Okay, and so that's neat. We can now take a file and search it as if each line in the file is a row. And in each row, it has columns that are delimited with a space by default, or with whatever you want by using F. We also know that, when giving this stuff over to awk we can have it use patterns to filter the input and then action-statements to do stuff with that output.

So, one more bonus thing. What if you just want to count all the errors in our file so that you can yell at Jerry the Developer for his incompetence?

$ cat entries.log | awk -F "Error: " '/Error/ {print $2}' | wc -l
2  

The wc -l part of the command takes the lines that awk found and counts them. In our case, there's 2 lines that match our awk criteria as noted by wc.

Summary

So the process of using awk to search through files (or directories) is as follows:

1. Give it some text output.

   $ cat entries.log

2. Pipe it to awk

   $ cat entries.log | awk

3. Tell awk what you want to use as columns in the lines

   $ cat entries.log | awk -F "Error: "

   Now it'll treat the full string of Error: as its delimiter for lines instead of a single space.
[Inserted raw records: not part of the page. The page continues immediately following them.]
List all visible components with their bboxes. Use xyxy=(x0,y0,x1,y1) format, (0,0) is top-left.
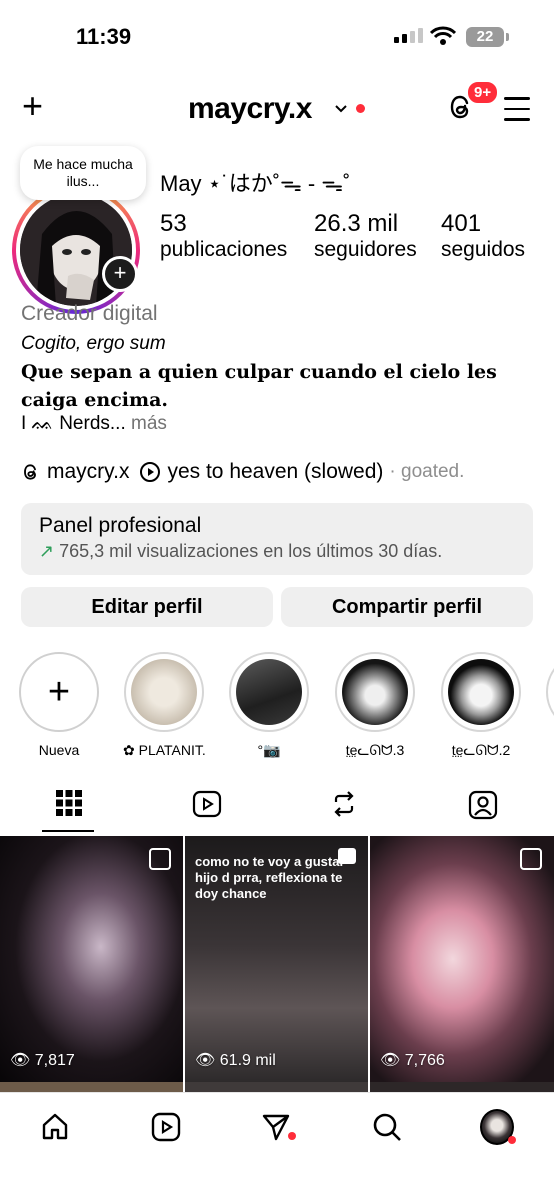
chevron-down-icon[interactable] xyxy=(334,104,348,114)
post-caption-overlay: como no te voy a gustar hijo d prra, ref… xyxy=(195,854,345,901)
carousel-icon xyxy=(520,848,542,870)
nav-messages[interactable] xyxy=(259,1110,293,1144)
highlight-item[interactable]: °📷 xyxy=(228,652,310,759)
repost-icon xyxy=(334,791,354,817)
post-thumbnail[interactable]: 👁 7,817 xyxy=(0,836,183,1082)
tab-reels[interactable] xyxy=(182,790,232,823)
highlight-item-partial[interactable] xyxy=(546,652,554,732)
profile-notification-dot xyxy=(508,1136,516,1144)
stat-value: 401 xyxy=(441,210,482,237)
bio-text: I ᨐ Nerds... xyxy=(21,413,126,434)
highlight-cover xyxy=(131,659,197,725)
post-view-count: 61.9 mil xyxy=(219,1052,276,1069)
threads-icon xyxy=(24,464,36,480)
highlight-new[interactable]: + Nueva xyxy=(18,652,100,758)
post-thumbnail-partial[interactable] xyxy=(370,1082,554,1092)
stat-label: seguidos xyxy=(441,238,526,261)
panel-title: Panel profesional xyxy=(39,514,202,537)
tab-reposts[interactable] xyxy=(319,790,369,823)
reels-icon xyxy=(192,790,222,818)
stat-following[interactable]: 401 seguidos xyxy=(441,210,525,262)
display-name: May ⋆˙はか˚ᯓ - ᯓ˚ xyxy=(160,171,351,196)
nav-search[interactable] xyxy=(370,1110,404,1144)
tagged-person-icon xyxy=(468,790,498,820)
highlight-item[interactable]: t̤e̤ᓚᘏᗢ.3 xyxy=(334,652,416,759)
account-notification-dot xyxy=(356,104,365,113)
nav-reels[interactable] xyxy=(149,1110,183,1144)
threads-link[interactable]: maycry.x xyxy=(47,460,129,484)
highlight-item[interactable]: ✿ PLATANIT... xyxy=(123,652,205,759)
profile-category: Creador digital xyxy=(21,302,158,325)
cellular-signal-icon xyxy=(394,28,423,43)
highlight-label: °📷 xyxy=(257,742,281,758)
direct-message-icon xyxy=(262,1114,290,1141)
highlight-cover xyxy=(448,659,514,725)
plus-icon: + xyxy=(47,671,71,713)
post-views: 👁 7,817 xyxy=(10,1052,75,1069)
profile-links: maycry.x yes to heaven (slowed) · goated… xyxy=(21,460,464,484)
post-thumbnail[interactable]: 👁 7,766 xyxy=(370,836,554,1082)
post-thumbnail[interactable]: como no te voy a gustar hijo d prra, ref… xyxy=(185,836,368,1082)
post-thumbnail-partial[interactable] xyxy=(0,1082,183,1092)
highlight-cover xyxy=(342,659,408,725)
account-switcher[interactable]: maycry.x xyxy=(188,92,312,126)
grid-icon xyxy=(56,790,82,816)
add-story-button[interactable]: + xyxy=(102,256,138,292)
post-views: 👁 7,766 xyxy=(380,1052,445,1069)
bio-line: Que sepan a quien culpar cuando el cielo… xyxy=(21,361,497,411)
stat-label: seguidores xyxy=(314,238,417,261)
share-profile-button[interactable]: Compartir perfil xyxy=(281,587,533,627)
messages-notification-dot xyxy=(288,1132,296,1140)
reels-icon xyxy=(151,1112,181,1142)
create-button[interactable]: + xyxy=(22,88,43,124)
highlight-label: t̤e̤ᓚᘏᗢ.3 xyxy=(345,742,405,758)
highlight-label: Nueva xyxy=(38,742,80,758)
post-views: 👁 61.9 mil xyxy=(195,1052,276,1069)
stat-label: publicaciones xyxy=(160,238,288,261)
active-tab-indicator xyxy=(42,830,94,832)
search-icon xyxy=(373,1113,401,1141)
stat-value: 53 xyxy=(160,210,187,237)
stat-followers[interactable]: 26.3 mil seguidores xyxy=(314,210,417,262)
highlight-item[interactable]: t̤e̤ᓚᘏᗢ.2 xyxy=(440,652,522,759)
highlight-cover xyxy=(236,659,302,725)
carousel-icon xyxy=(149,848,171,870)
profile-note[interactable]: Me hace mucha ilus... xyxy=(20,146,146,200)
play-circle-icon xyxy=(140,462,161,482)
wifi-icon xyxy=(430,26,456,45)
highlight-label: t̤e̤ᓚᘏᗢ.2 xyxy=(451,742,511,758)
profile-music-suffix: · goated. xyxy=(389,461,465,482)
menu-icon[interactable] xyxy=(504,97,530,129)
post-view-count: 7,817 xyxy=(34,1052,75,1069)
highlight-label: ✿ PLATANIT... xyxy=(123,742,205,758)
bio-line: I ᨐ Nerds... más xyxy=(21,413,167,435)
battery-indicator: 22 xyxy=(466,27,509,47)
panel-subtitle-text: 765,3 mil visualizaciones en los últimos… xyxy=(59,541,443,561)
status-time: 11:39 xyxy=(76,24,132,49)
bio-line: Cogito, ergo sum xyxy=(21,333,166,354)
bottom-navigation xyxy=(0,1092,554,1201)
home-icon xyxy=(42,1113,68,1140)
trend-up-icon: ↗ xyxy=(39,541,55,561)
post-view-count: 7,766 xyxy=(404,1052,445,1069)
bio-more-link[interactable]: más xyxy=(131,413,167,434)
stat-value: 26.3 mil xyxy=(314,210,399,237)
stat-posts[interactable]: 53 publicaciones xyxy=(160,210,287,262)
tab-tagged[interactable] xyxy=(458,790,508,825)
nav-home[interactable] xyxy=(38,1110,72,1144)
notification-badge: 9+ xyxy=(466,80,500,105)
edit-profile-button[interactable]: Editar perfil xyxy=(21,587,273,627)
post-thumbnail-partial[interactable] xyxy=(185,1082,368,1092)
panel-subtitle: ↗ 765,3 mil visualizaciones en los últim… xyxy=(39,541,442,562)
tab-grid[interactable] xyxy=(44,790,94,821)
reel-icon xyxy=(338,848,356,864)
profile-music-title[interactable]: yes to heaven (slowed) xyxy=(167,460,383,484)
4. Given a pattern to search for

   $ cat entries.log | awk -F "Error: " '/Error/'

5. Give it something to do with the found output

   $ cat entries.log | awk -F "Error: " '/Error/ {print $2}'

   Now it'll both find lines in the entries.log that has the word Error in it and print the second column of the line.

6. Yell at Jerry the Developer:

   "Dammit Jerry, there's 2 errors today."

--

Alrighty, there's our quick, practical overview of awk. Yes, there's a ton more that you can do with it (as outlined in the awk man page). But even with just this basic knowledge you can get done 80% of what you need to.